SAN ANTONIO – When your main event is a joke, the undercard better be filled with punch-lines. Fortunately for Golden Boy Promotions and its local partner, Leija-Battah Promotions, the undercard, and the local talent that staffed it, had lots of punches in both straight and bent lines, redeeming a main event between an undefeated Texan and a man unfit for a swing bout.
Saturday at Our Lady of the Lake Gym, on a gorgeous campus in the western part of this city’s downtown area, Texas junior welterweight Omar Figueroa (20-0-1, 16 KOs), of Weslaco, leaped out his corner and obliterated frightened Floridian Henry Aurad (14-7-1, 11 KOs), dropping him once in the first half minute and stopping him decisively with an overhand right at 0:47 of round 1.
Aurad stood in the opponent corner, blue, before the match commenced, looking unprepared, spacey and nervous. If bystanders noticed this, you can bet Figueroa did. The Texan raced out his corner and assaulted Aurad, who appeared not to have any plan at all for fighting a man with 15 knockouts in 19 fights. Quickly enough, Aurad was on the canvas, rising on unconvinced legs and escaping a few seconds longer.
Figueroa’s right hand closed all exits a moment later, though, and the main event was through before it could earnestly begin.
JERMALL CHARLO VS. GILBERT VENEGAS
Houston junior middleweight Jermall Charlo (12-0, 8 KOs) made short work of fellow Texan Gilbert Venegas (12-9-3, 8 KOs), of Eagle Pass, stopping the overmatched lad at 0:24 of round 3, in the evening’s co-main event.
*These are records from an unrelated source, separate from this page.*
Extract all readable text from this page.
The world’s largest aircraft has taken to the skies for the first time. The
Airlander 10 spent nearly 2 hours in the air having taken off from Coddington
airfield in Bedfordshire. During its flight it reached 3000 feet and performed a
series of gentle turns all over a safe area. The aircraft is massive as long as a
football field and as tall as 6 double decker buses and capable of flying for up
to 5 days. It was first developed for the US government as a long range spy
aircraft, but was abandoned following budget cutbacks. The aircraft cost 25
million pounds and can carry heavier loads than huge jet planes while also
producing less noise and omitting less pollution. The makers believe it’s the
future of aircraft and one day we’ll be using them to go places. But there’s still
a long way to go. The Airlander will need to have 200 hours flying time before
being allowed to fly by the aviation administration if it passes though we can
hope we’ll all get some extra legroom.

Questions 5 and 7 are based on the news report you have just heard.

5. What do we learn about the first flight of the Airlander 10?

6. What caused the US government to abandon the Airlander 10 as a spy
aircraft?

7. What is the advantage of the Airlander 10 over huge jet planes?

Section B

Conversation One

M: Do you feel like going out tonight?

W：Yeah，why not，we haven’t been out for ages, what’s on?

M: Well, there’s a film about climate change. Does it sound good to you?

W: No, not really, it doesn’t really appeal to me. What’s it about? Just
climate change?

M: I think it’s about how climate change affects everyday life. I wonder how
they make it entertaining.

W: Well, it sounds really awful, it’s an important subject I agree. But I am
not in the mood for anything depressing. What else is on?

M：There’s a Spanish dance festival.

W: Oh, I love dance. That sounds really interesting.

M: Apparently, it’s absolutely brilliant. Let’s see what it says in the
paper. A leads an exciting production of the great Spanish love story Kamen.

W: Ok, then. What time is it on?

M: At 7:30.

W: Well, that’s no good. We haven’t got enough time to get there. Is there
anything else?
From the opening bell the disparity in height between the lanky Charlo and his opponent was dramatic; the fighters appeared to be from different sports more than different weight classes. Venegas did what he was able, applying pressure enough to land a left hook to the body and a right hand in each round, but against Charlo he hadn’t a chance.
Charlo did everything better than Venegas, using his enormous height and reach advantage properly, outjabbing Venegas through the fight’s full six minutes and landing crisp right hands. Charlo’s power has occasionally been questioned by aficionados, but against an opponent he dwarfed, there was little doubt what Charlo’s right cross possessed for a man at whom he could punch downwards, and who was there to be hit with it.
The two in Charlo’s 1-2 was ferocious against Venegas, dropping him for the fabled 10 1/2 count at the open of round 3.
ERROL SPENCE VS. LUIS TORRES
2012 U.S. Olympian “The Truth” Errol Spence (4-0, 3 KOs), of Dallas, decisioned local junior middleweight Luis Torres (4-3-3, 1 KO) by unanimous scores of 40-36, 40-36 and 40-36, in Saturday’s antepenultimate fight. While Spence was never imperiled by the San Antonian, he was touched more often by right hands than was expected.
Spence has a number of areas that will need steady improvement if he is to fulfill the high expectations that greet Olympians’ arrivals in the professional ranks. Spence often pushes-off with the jab more than he thrusts it, punching to get away rather than initiate attack. He throws the left cross from his southpaw stance in an almost premeditated way, appearing to put the punch behind the jab in obedience to a plan more than a moment. And finally, as evidenced by Torres being felled not once despite absorbing numerous power shots, Spence may not hit hard as hoped.
Nevertheless, Spence did what needed doing Saturday, outboxing Torres for every instant of their four rounds together.
JAIRO CASTANEDA VS. CHRISTIAN SANTIBANEZ
The night’s best match was its swing bout before the main event, when two San Antonio junior welterweights, Jairo Castaneda (2-0, 1 KO) and Christian Santibanez (0-1), fought each other like neighbors, or brothers, and relented not once in their 12 minutes of combat that Castaneda won by unanimous scores of 39-36, 39-36 and 38-37.
The otherwise even bout was decided, in largest part, by a counter right cross with which Castaneda felled Santibanez in round 2, clipping Santibanez on the way in and marking a 10-8 round that proved helpful. Santibanez, though, showing much composure in his professional debut, fought Castaneda better after being knocked down than he’d fought him before it happened. Neither man relented, and both fought with the familiarity that convinces a man the person opposite him is not his superior.
This match, along with others that featured local fighters like Emanuel Ledezma, Felipe Castaneda, Joseph Rodriguez and Kenton Sippio-Cook, filled Our Lady of the Lake University Gym with a capacity and energetic crowd. Leija-Battah Promotions, in its first year of work, has shown an inventiveness and insider knowledge every promotional startup claims but few actually possess. Its largest test will come next month, when it presents Saul Alvarez vs. Austin Trout at Alamodome.